Nelle ultime settimane, l’argomento privilegiato dei titoli di giornali di tutto il mondo è se esista veramente o no un bullismo politico internazionale che si diffonde a macchia d’olio tra i Capi di Stato del mondo. Ma prima di chiederci se esista davvero un bullismo politico, bisogna dare un significato a questi due termini che insieme potrebbero sembrare discordanti.
Bullismo secondo il suo significato letterale è un “atteggiamento di sopraffazione sui più deboli, con riferimento a violenze fisiche e psicologiche in ambienti scolastici o giovanili”. È un fenomeno sociale che si espande e si fortifica nelle scuole.
Politico denota ciò che “riguarda la politica, cioè l’arte del governo, l’esercizio dei pubblici poteri, l’amministrazione dello stato e, in genere, la vita pubblica”.
Quindi, se guardiamo al significato letterale, sembra che non abbiano niente in comune, ma se scaviamo un po’ di più e analizziamo il concetto con diversa interpretazione allora là potremmo vedere dei punti di coincidenza.
Non è un caso che queste due parole vengano accostate per indicare un fenomeno di prepotenza e di superiorità che Capi di Stato cercano di avere nei confronti di altri stati più deboli. L’esempio più evidente nel panorama internazionale attuale è indubbiamente il neoeletto presidente USA Donald Trump.
La corsa alla presidenza USA 2024 ha comportato diversi atti politici controversi in cui anche schierarsi risultava difficile per l’elettorato, che assisteva a episodi di banalità e mediocrità politica. Da un lato al tipico populismo di Dio, Patria e Famiglia mentre dall’altro all’incapacità di attrazione e vicinanza popolare. I risultati hanno portato all’elezione di una figura che interpreta l’ago della bilancia però di equilibri precari e instabili.
Basti pensare all’oriente e al conflitto tra Russia e Ucraina, due capitoli di storia che tutto il mondo si trascina da generazioni. Essi sono l’esatta rappresentazione di come l’ordine e la stabilità internazionale possono facilmente alterarsi fino a creare scenari drammatici come la guerra.
Ma ritornando alla domanda iniziale, esiste un bullismo politico internazionale?
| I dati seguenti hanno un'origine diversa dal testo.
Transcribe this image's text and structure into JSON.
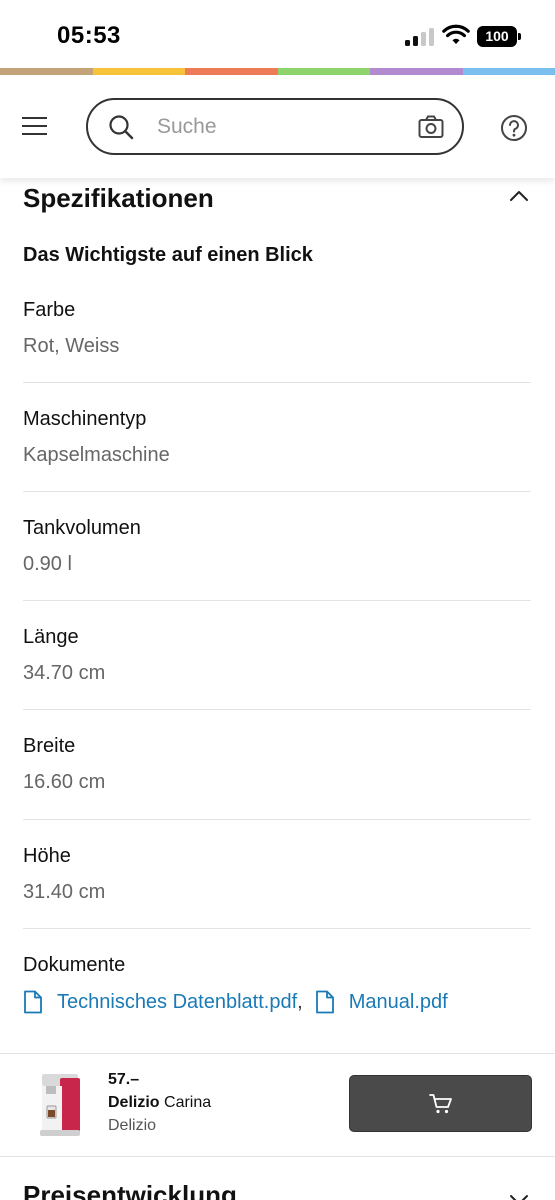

La risposta a mio parere è sì e proviene proprio da coloro che sono in una posizione di preminenza su un altro che invece è in una posizione di sottomissione.
L’accostamento delle due parole nel periodo storico in cui viviamo non sembra azzardato, anzi tutt’altro, è la giusta descrizione di ciò che accade nell’assetto geo-politico internazionale, in cui la sovranità di uno stato viene sminuita da quella di un altro.
Tutto ciò non è nuovo alla storia: potremmo chiederci se anche durante la guerra fredda o il colonialismo ci sia stato un bullismo politico internazionale. Il problema diventa capire per quanto può essere sostenibile una situazione del genere. Tutto ciò sarà sicuramente dettato dalla solidità e dalla volontà degli stati di preservare la propria sovranità.